Perhaps forseeing the howls of protest that might greet such a reform package, Professor Breunig said that “strong lobby groups’’ would defend their particular savings arrangements, including “the untouchable nature of owner-occupied housing, dividend imputation or superannuation concessions.”

“Yet, it makes no sense to consider the tax implications of these individual savings options without also taking into account how they shape the competitive landscape, how they influence the choices of individuals and how they contribute to the efficient mobilisation of savings across the economy as a whole.”

Dividends and superannuation pensions to be taxed

Among some of the changes that the dual income tax system would include are:

  • Dividends would move from the current imputation system to being taxable at a flat rate, removing any difference between those in the workforce and those who have retired. It would also make the taxation of domestic and international shares more uniform.
  • Owner-occupied houses would be included in the assets test for the aged pension.
  • There would be substantial changes to superannuation with all contributions made from post-tax income with a potential upfront subsidy, and super taxes for younger people would be lower.
  • Superannuation earnings would be taxed in the retirement phase instead of the current system of being tax free for those over the age of 60, with the revenue raised used to reduce overall super taxes.

Changes “seem radical” but are what Australia needs

Professor Breunig admitted that the changes “might seem radical.’’

“But, in reality, the reforms are reasonable and would bring us closer to the optimal tax system Australians deserve and this nation needs.”

Some of the examples of the current savings inequities outlined in the report show that a person earning between $20,000 and $37,000 faces a marginal effective tax rate on their savings of almost 14%.

For someone earning more than $180,000, the tax rate is less than 6%.

Current low superannuation taxes give substantial benefits to higher income earners while bank account interest is taxed in line with a person’s income tax rate.

That means a person aged under 20 and with 45 years of work ahead of them faces a marginal effective tax rate of 36% on their super while someone aged between 55 and 59 enjoys a tax concession on super worth 111% of their savings.

Franked dividends and negative gearing costing more than $23 billion

The ANU report follows the release of tax figures which show the extent of benefits paid out for dividend imputation and negative gearing – two areas of tax that the Labor Opposition pushed to reform which were said to have cost them the last election.
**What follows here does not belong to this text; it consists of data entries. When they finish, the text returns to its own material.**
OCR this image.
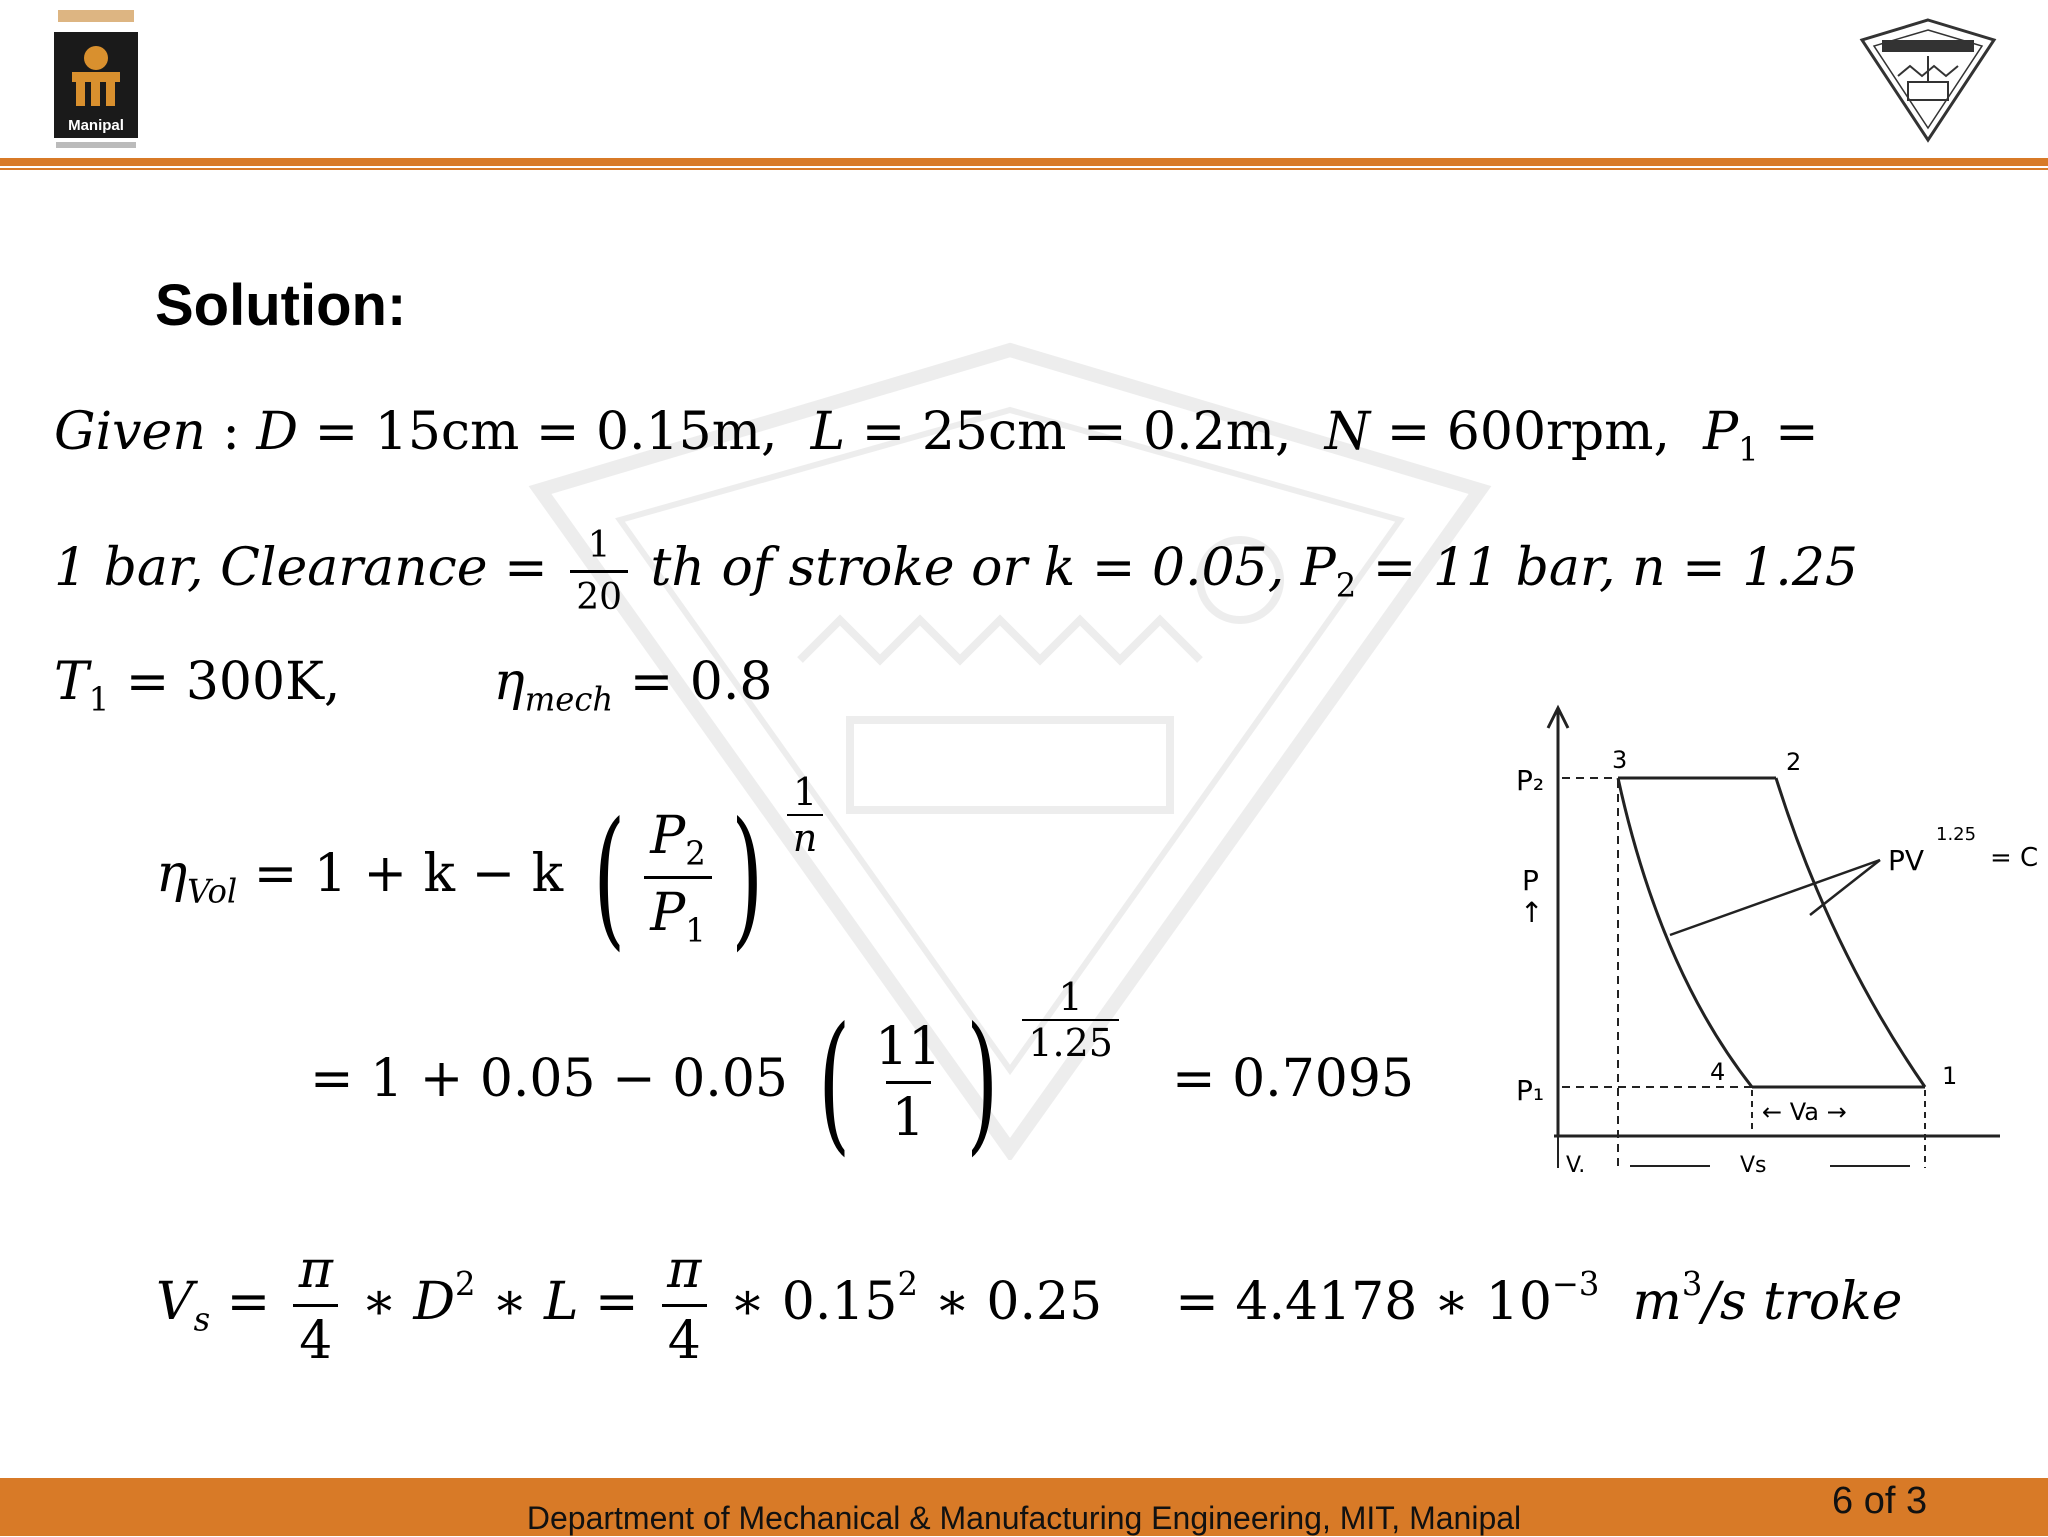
Manipal
Solution:
Given : D = 15cm = 0.15m, L = 25cm = 0.2m, N = 600rpm, $P_1$ =
1 bar, Clearance = $\frac{1}{20}$ th of stroke or k = 0.05, $P_2 = 11$ bar, n = 1.25
$T_1 = 300K$,	$\eta_{mech} = 0.8$
$\eta_{Vol} = 1 + k - k$ ( $\frac{P_2}{P_1}$ ) $\frac{1}{n}$
= 1 + 0.05 − 0.05 ( $\frac{11}{1}$ ) $\frac{1}{1.25}$
= 0.7095
$V_s = \frac{\pi}{4}$ ∗ $D^2$ ∗ $L = \frac{\pi}{4}$ ∗ 0.15$^2$ ∗ 0.25 = 4.4178 ∗ $10^{-3}$ $m^3/s$ troke
P₂
P
↑
P₁
3	2
4	1
PV
1.25
= C
← Va →
V.	Vs
Department of Mechanical & Manufacturing Engineering, MIT, Manipal	6 of 3
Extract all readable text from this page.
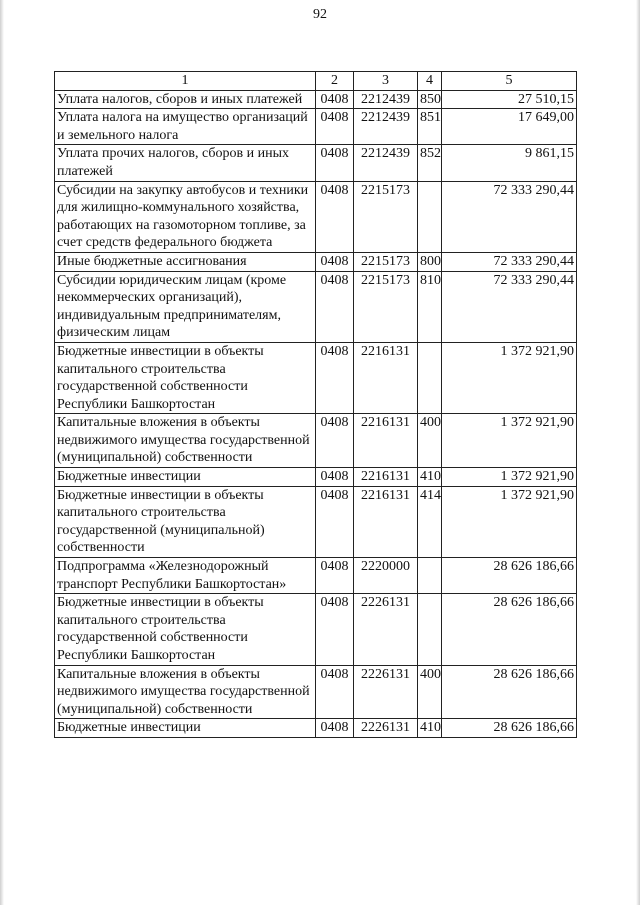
92
1	2	3	4	5
Уплата налогов, сборов и иных платежей	0408	2212439	850	27 510,15
Уплата налога на имущество организаций и земельного налога	0408	2212439	851	17 649,00
Уплата прочих налогов, сборов и иных платежей	0408	2212439	852	9 861,15
Субсидии на закупку автобусов и техники для жилищно-коммунального хозяйства, работающих на газомоторном топливе, за счет средств федерального бюджета	0408	2215173		72 333 290,44
Иные бюджетные ассигнования	0408	2215173	800	72 333 290,44
Субсидии юридическим лицам (кроме некоммерческих организаций), индивидуальным предпринимателям, физическим лицам	0408	2215173	810	72 333 290,44
Бюджетные инвестиции в объекты капитального строительства государственной собственности Республики Башкортостан	0408	2216131		1 372 921,90
Капитальные вложения в объекты недвижимого имущества государственной (муниципальной) собственности	0408	2216131	400	1 372 921,90
Бюджетные инвестиции	0408	2216131	410	1 372 921,90
Бюджетные инвестиции в объекты капитального строительства государственной (муниципальной) собственности	0408	2216131	414	1 372 921,90
Подпрограмма «Железнодорожный транспорт Республики Башкортостан»	0408	2220000		28 626 186,66
Бюджетные инвестиции в объекты капитального строительства государственной собственности Республики Башкортостан	0408	2226131		28 626 186,66
Капитальные вложения в объекты недвижимого имущества государственной (муниципальной) собственности	0408	2226131	400	28 626 186,66
Бюджетные инвестиции	0408	2226131	410	28 626 186,66
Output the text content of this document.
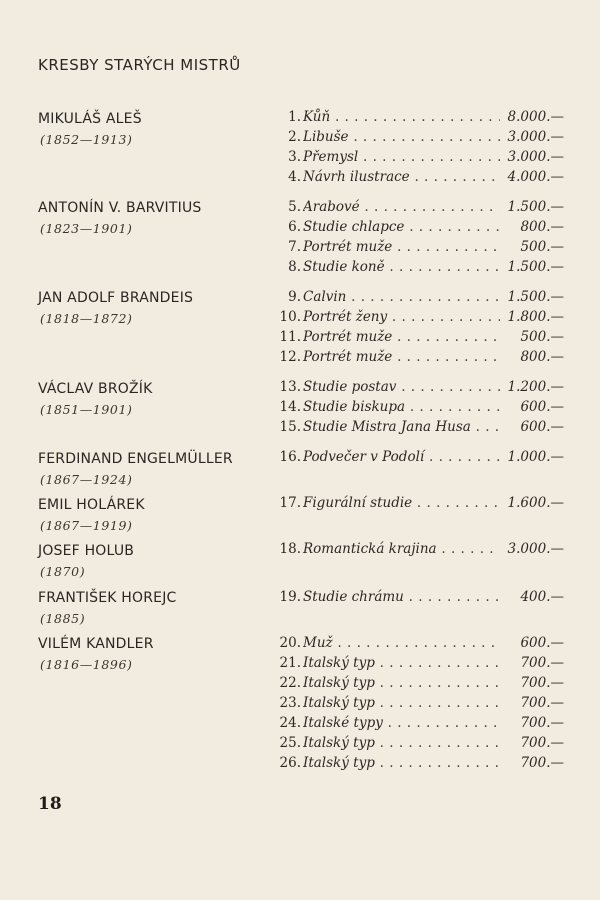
KRESBY STARÝCH MISTRŮ
MIKULÁŠ ALEŠ
(1852—1913)
1. Kůň . . .	8.000.—
2. Libuše . . .	3.000.—
3. Přemysl . . .	3.000.—
4. Návrh ilustrace . . .	4.000.—
ANTONÍN V. BARVITIUS
(1823—1901)
5. Arabové . . .	1.500.—
6. Studie chlapce . . .	800.—
7. Portrét muže . . .	500.—
8. Studie koně . . .	1.500.—
JAN ADOLF BRANDEIS
(1818—1872)
9. Calvin . . .	1.500.—
10. Portrét ženy . . .	1.800.—
11. Portrét muže . . .	500.—
12. Portrét muže . . .	800.—
VÁCLAV BROŽÍK
(1851—1901)
13. Studie postav . . .	1.200.—
14. Studie biskupa . . .	600.—
15. Studie Mistra Jana Husa . . .	600.—
FERDINAND ENGELMÜLLER
(1867—1924)
16. Podvečer v Podolí . . .	1.000.—
EMIL HOLÁREK
(1867—1919)
17. Figurální studie . . .	1.600.—
JOSEF HOLUB
(1870)
18. Romantická krajina . . .	3.000.—
FRANTIŠEK HOREJC
(1885)
19. Studie chrámu . . .	400.—
VILÉM KANDLER
(1816—1896)
20. Muž . . .	600.—
21. Italský typ . . .	700.—
22. Italský typ . . .	700.—
23. Italský typ . . .	700.—
24. Italské typy . . .	700.—
25. Italský typ . . .	700.—
26. Italský typ . . .	700.—
18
Figures from the Australian Taxation Office for the 2017-18 financial year showed that tax losses due to negatively geared rental properties had climbed to $13.1 billion before the 2019 election.

Total franking credits were worth more than $10 billion.

The ALP had planned to restrict negative gearing, the process by which landlords are able to offset losses on a property against their total income, and to reverse a Howard government move to give taxpayers and superannuation funds cash refunds for excess dividend imputation, or franking, credits.

The ATO data showed there were more than 2.2 million people with rental properties in 2017-18 of which 1.3 million made a loss.

While the total number of people making a loss increased by just 1.6% over 2016-17, the total losses rose to $13.1 billion or by almost 7%.

Most people are negatively gearing a single property but the biggest increase has been among those with three homes or apartments.

Tax experts have projected a big blowout in negative gearing costs this year as landlords absorb rent discounts or non-payments on their properties due to the coronavirus pandemic.